Neuville, la Coupe sinon rien

Contraint au nul, ce week-end, par Saint-Georges (3-3), le triple tenant du titre neuvillois a sans doute perdu toute chance d'ajouter une douzième couronne de champion national à son palmarès. Passé la déception, tous les regards sont tournés vers la réception du Suma Troyes, contre lequel le MBCN briguera, ce samedi, un 13e succès en Coupe de France.

Nicolas Boursier

Le7.info

Neuville s'est si souvent cassé les dents en terres valréassiennes que la défaite du rival troyen (3-4), le 1er août, sur les bords du Lez, n'a surpris personne de ce côté-ci de l'Hexagone. Les leaders de la mi-saison s'y sont carrément brûlé les ailes, alors même que tout le petit monde du motoball les voyait déjà voler vers un vingtième titre national, le dix-neuvième après-guerre.


Le coup de massue pour le Suma s'est mué en coup de boost pour le MBCN, dès lors redevenu maître de son destin, avec cinq matches, dont trois hors de ses bases, à disputer et autant de victoires affichées au fronton de ses obligations. Hélas, au deuxième écueil, les hommes de Bertrand Delavault ont chaviré par-dessus bord. Contre toute attente. Devant des supporters médusés et un staff dépité. 
« J'avais prévenu que le coup de main de Valréas ne devait pas nous faire verser dans l'euphorie, rappelle l'ancien portier neuvillois, et que si l'on mettait l'application nécessaire à chaque match, cela passerait. Mais contre Saint-Georges (3-3), rien n'a fonctionné. On a manqué un peu de tout. »

Une revanche 
pour le public

Le coup est rude. Inattendu. Et quasiment sans possibilité de rédemption. Sauf à penser qu'un autre miracle... Stop ! A Neuville, penser et espérer n'est plus d'actualité, l'heure est à l'action. A la réaction. La saison prochaine, le coach passera le flambeau à une autre ancienne gloire du club, Gwenaël Voronowsky. A l'approche du baisser de rideau, il rêve encore de s'enorgueillir d'une nouvelle couronne. D'un trophée des Champions, décerné le 17 octobre ? Plus encore d'une 13e Coupe de France, dont il disputera la finale ce samedi, dans les plaines du Haut-Poitou, face à son meilleur ennemi aubois. « Un match contre Troyes est toujours un sommet. J'ai toujours confiance en mes joueurs. Je veux croire qu'ils seront fin prêts. Il n'y a pas à calculer. Nous devons une revanche à notre public, il faut tout donner. »

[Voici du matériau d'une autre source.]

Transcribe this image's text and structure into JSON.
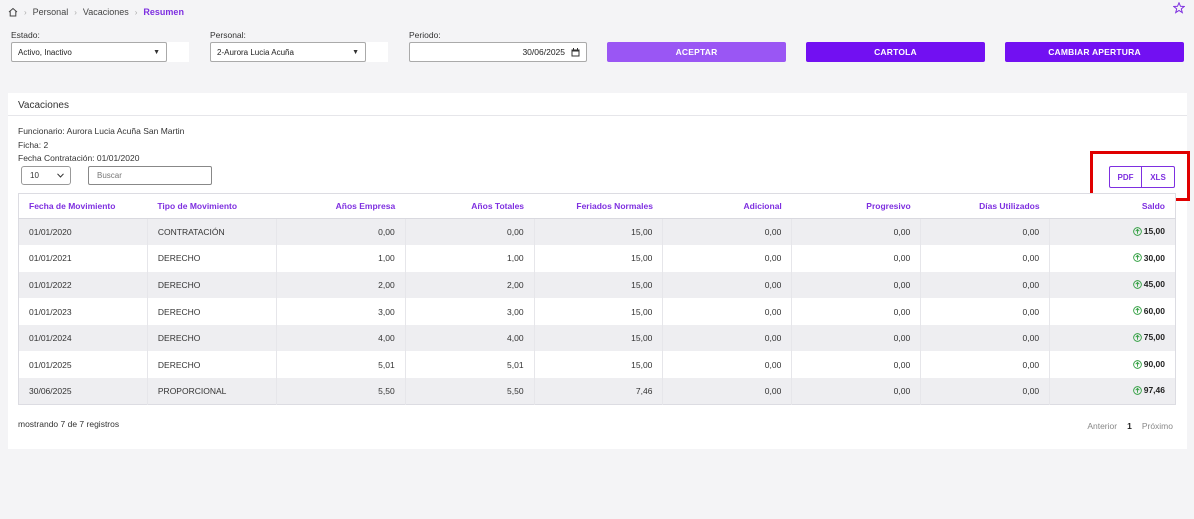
{
  "breadcrumb": {
    "items": [
      "Personal",
      "Vacaciones",
      "Resumen"
    ]
  },
  "filters": {
    "estado_label": "Estado:",
    "estado_value": "Activo, Inactivo",
    "personal_label": "Personal:",
    "personal_value": "2-Aurora Lucia Acuña",
    "periodo_label": "Periodo:",
    "periodo_value": "30/06/2025"
  },
  "buttons": {
    "aceptar": "ACEPTAR",
    "cartola": "CARTOLA",
    "cambiar_apertura": "CAMBIAR APERTURA"
  },
  "panel": {
    "title": "Vacaciones",
    "funcionario": "Funcionario: Aurora Lucia Acuña San Martin",
    "ficha": "Ficha: 2",
    "fecha_contratacion": "Fecha Contratación: 01/01/2020",
    "page_length": "10",
    "search_placeholder": "Buscar",
    "export_pdf": "PDF",
    "export_xls": "XLS"
  },
  "table": {
    "headers": [
      "Fecha de Movimiento",
      "Tipo de Movimiento",
      "Años Empresa",
      "Años Totales",
      "Feriados Normales",
      "Adicional",
      "Progresivo",
      "Días Utilizados",
      "Saldo"
    ],
    "rows": [
      [
        "01/01/2020",
        "CONTRATACIÓN",
        "0,00",
        "0,00",
        "15,00",
        "0,00",
        "0,00",
        "0,00",
        "15,00"
      ],
      [
        "01/01/2021",
        "DERECHO",
        "1,00",
        "1,00",
        "15,00",
        "0,00",
        "0,00",
        "0,00",
        "30,00"
      ],
      [
        "01/01/2022",
        "DERECHO",
        "2,00",
        "2,00",
        "15,00",
        "0,00",
        "0,00",
        "0,00",
        "45,00"
      ],
      [
        "01/01/2023",
        "DERECHO",
        "3,00",
        "3,00",
        "15,00",
        "0,00",
        "0,00",
        "0,00",
        "60,00"
      ],
      [
        "01/01/2024",
        "DERECHO",
        "4,00",
        "4,00",
        "15,00",
        "0,00",
        "0,00",
        "0,00",
        "75,00"
      ],
      [
        "01/01/2025",
        "DERECHO",
        "5,01",
        "5,01",
        "15,00",
        "0,00",
        "0,00",
        "0,00",
        "90,00"
      ],
      [
        "30/06/2025",
        "PROPORCIONAL",
        "5,50",
        "5,50",
        "7,46",
        "0,00",
        "0,00",
        "0,00",
        "97,46"
      ]
    ]
  },
  "footer": {
    "records": "mostrando 7 de 7 registros",
    "prev": "Anterior",
    "page": "1",
    "next": "Próximo"
  },
  "colors": {
    "accent": "#7e2fe0",
    "button_light": "#9a56f4",
    "button_dark": "#7210f2",
    "highlight": "#e00000",
    "saldo_icon": "#2e9e3e"
  }
}
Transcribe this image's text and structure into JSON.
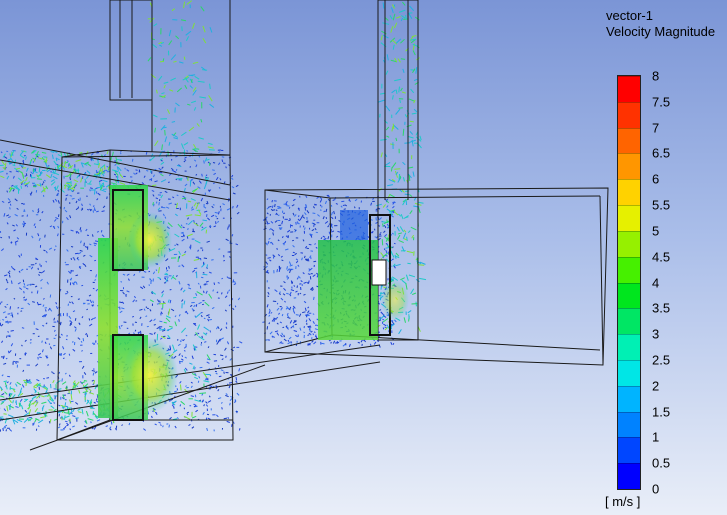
{
  "legend": {
    "title": "vector-1",
    "subtitle": "Velocity Magnitude",
    "units": "[ m/s ]",
    "ticks": [
      "8",
      "7.5",
      "7",
      "6.5",
      "6",
      "5.5",
      "5",
      "4.5",
      "4",
      "3.5",
      "3",
      "2.5",
      "2",
      "1.5",
      "1",
      "0.5",
      "0"
    ],
    "min": 0,
    "max": 8,
    "colors": [
      "#0000ff",
      "#0046ff",
      "#0082ff",
      "#00b4ff",
      "#00e6e6",
      "#00f0b4",
      "#00e664",
      "#00e61e",
      "#46f000",
      "#96f000",
      "#e6f000",
      "#ffd200",
      "#ff9600",
      "#ff6400",
      "#ff3200",
      "#ff0000"
    ]
  },
  "scene": {
    "background_top": "#7b95d6",
    "background_bottom": "#eef2fa",
    "outline_color": "#222222"
  }
}
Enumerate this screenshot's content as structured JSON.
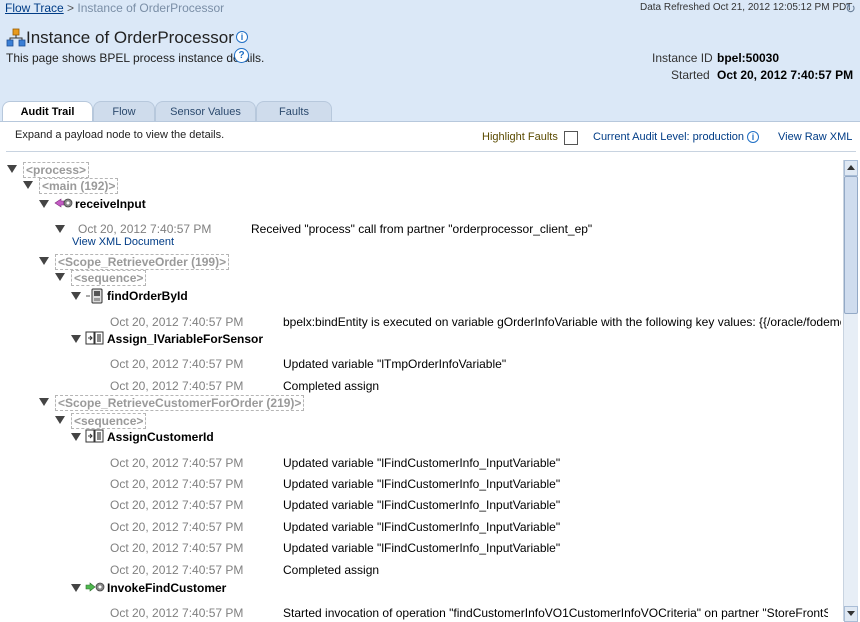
{
  "breadcrumb": {
    "parent": "Flow Trace",
    "separator": ">",
    "current": "Instance of OrderProcessor"
  },
  "refresh": {
    "text": "Data Refreshed Oct 21, 2012 12:05:12 PM PDT"
  },
  "page": {
    "title": "Instance of OrderProcessor",
    "subtitle": "This page shows BPEL process instance details."
  },
  "instance": {
    "id_label": "Instance ID",
    "id_value": "bpel:50030",
    "started_label": "Started",
    "started_value": "Oct 20, 2012 7:40:57 PM"
  },
  "tabs": [
    {
      "label": "Audit Trail",
      "active": true
    },
    {
      "label": "Flow",
      "active": false
    },
    {
      "label": "Sensor Values",
      "active": false
    },
    {
      "label": "Faults",
      "active": false
    }
  ],
  "toolbar": {
    "hint": "Expand a payload node to view the details.",
    "highlight_faults": "Highlight Faults",
    "audit_level": "Current Audit Level: production",
    "view_raw_xml": "View Raw XML"
  },
  "tree": {
    "process": "<process>",
    "main": "<main (192)>",
    "receive_input": {
      "name": "receiveInput",
      "ts": "Oct 20, 2012 7:40:57 PM",
      "msg": "Received \"process\" call from partner \"orderprocessor_client_ep\"",
      "link": "View XML Document"
    },
    "scope_retrieve_order": "<Scope_RetrieveOrder (199)>",
    "seq1": "<sequence>",
    "find_order": {
      "name": "findOrderById",
      "ts": "Oct 20, 2012 7:40:57 PM",
      "msg": "bpelx:bindEntity is executed on variable gOrderInfoVariable with the following key values: {{/oracle/fodemo/storefro"
    },
    "assign_sensor": {
      "name": "Assign_lVariableForSensor",
      "rows": [
        {
          "ts": "Oct 20, 2012 7:40:57 PM",
          "msg": "Updated variable \"lTmpOrderInfoVariable\""
        },
        {
          "ts": "Oct 20, 2012 7:40:57 PM",
          "msg": "Completed assign"
        }
      ]
    },
    "scope_retrieve_customer": "<Scope_RetrieveCustomerForOrder (219)>",
    "seq2": "<sequence>",
    "assign_customer": {
      "name": "AssignCustomerId",
      "rows": [
        {
          "ts": "Oct 20, 2012 7:40:57 PM",
          "msg": "Updated variable \"lFindCustomerInfo_InputVariable\""
        },
        {
          "ts": "Oct 20, 2012 7:40:57 PM",
          "msg": "Updated variable \"lFindCustomerInfo_InputVariable\""
        },
        {
          "ts": "Oct 20, 2012 7:40:57 PM",
          "msg": "Updated variable \"lFindCustomerInfo_InputVariable\""
        },
        {
          "ts": "Oct 20, 2012 7:40:57 PM",
          "msg": "Updated variable \"lFindCustomerInfo_InputVariable\""
        },
        {
          "ts": "Oct 20, 2012 7:40:57 PM",
          "msg": "Updated variable \"lFindCustomerInfo_InputVariable\""
        },
        {
          "ts": "Oct 20, 2012 7:40:57 PM",
          "msg": "Completed assign"
        }
      ]
    },
    "invoke_customer": {
      "name": "InvokeFindCustomer",
      "ts": "Oct 20, 2012 7:40:57 PM",
      "msg": "Started invocation of operation \"findCustomerInfoVO1CustomerInfoVOCriteria\" on partner \"StoreFrontService\"."
    }
  },
  "colors": {
    "header_bg": "#dbe8f7",
    "link": "#003c86",
    "timestamp": "#808080"
  }
}
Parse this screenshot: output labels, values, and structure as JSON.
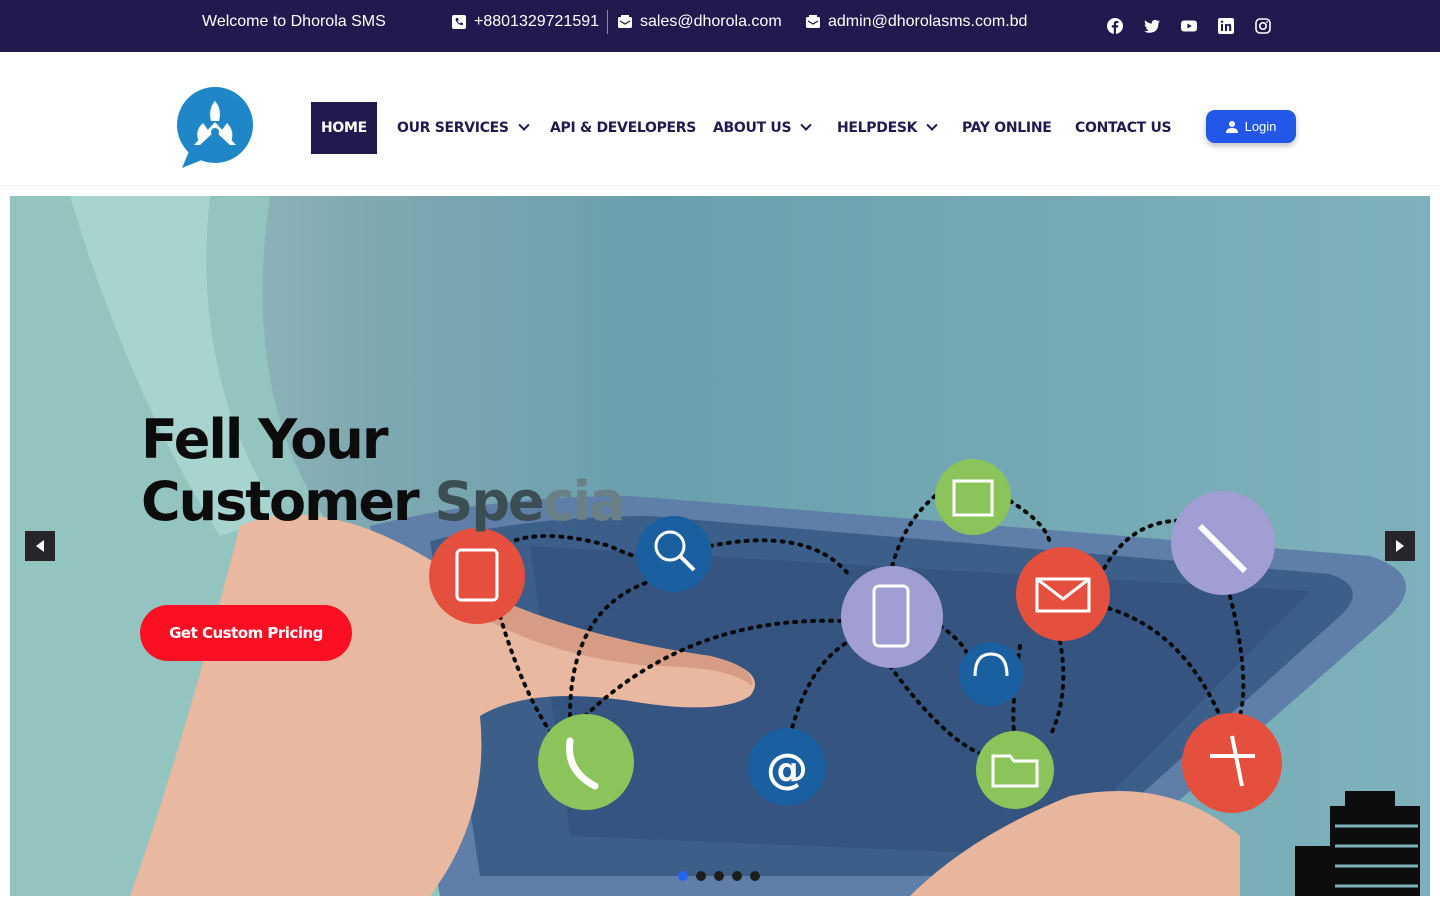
{
  "topbar": {
    "welcome": "Welcome to Dhorola SMS",
    "phone": "+8801329721591",
    "email_sales": "sales@dhorola.com",
    "email_admin": "admin@dhorolasms.com.bd",
    "socials": [
      "facebook-icon",
      "twitter-icon",
      "youtube-icon",
      "linkedin-icon",
      "instagram-icon"
    ],
    "bg_color": "#211a4f"
  },
  "nav": {
    "home": "HOME",
    "services": "OUR SERVICES",
    "api": "API & DEVELOPERS",
    "about": "ABOUT US",
    "helpdesk": "HELPDESK",
    "pay": "PAY ONLINE",
    "contact": "CONTACT US",
    "login": "Login"
  },
  "hero": {
    "title_line1": "Fell Your",
    "title_line2_a": "Customer ",
    "title_line2_b": "Spe",
    "title_line2_c": "cia",
    "cta": "Get Custom Pricing",
    "cta_color": "#fb1023",
    "slides_total": 5,
    "slide_active": 1
  }
}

Bien que toujours privé -malgré ses colossaux efforts à revenir dans les temps- de son meilleur joueur, Louis Magnin, victime d'une fracture de la tête du péroné et de la malléole fin juin, le MBCN a tout en mains pour écrire une nouvelle page glorieuse de sa foisonnante histoire. Longtemps blessé lui aussi, Maxime Farré fait de nouveau feu de tout bois, comme en témoignent ses deux buts inscrits contre Saint-Georges. L'« ancien » 
Freddy Bigot a lui-même été sorti de sa retraite pour guider les jeunes Neveux, Nicolleau et consorts vers un nouvel asservissement. Poignée en coin, droit au but ! Il n'y a effectivement plus de calculs à faire.

Neuville-Troyes, finale de la Coupe de France, samedi à 19h30 au complexe Maurice-Sabourin.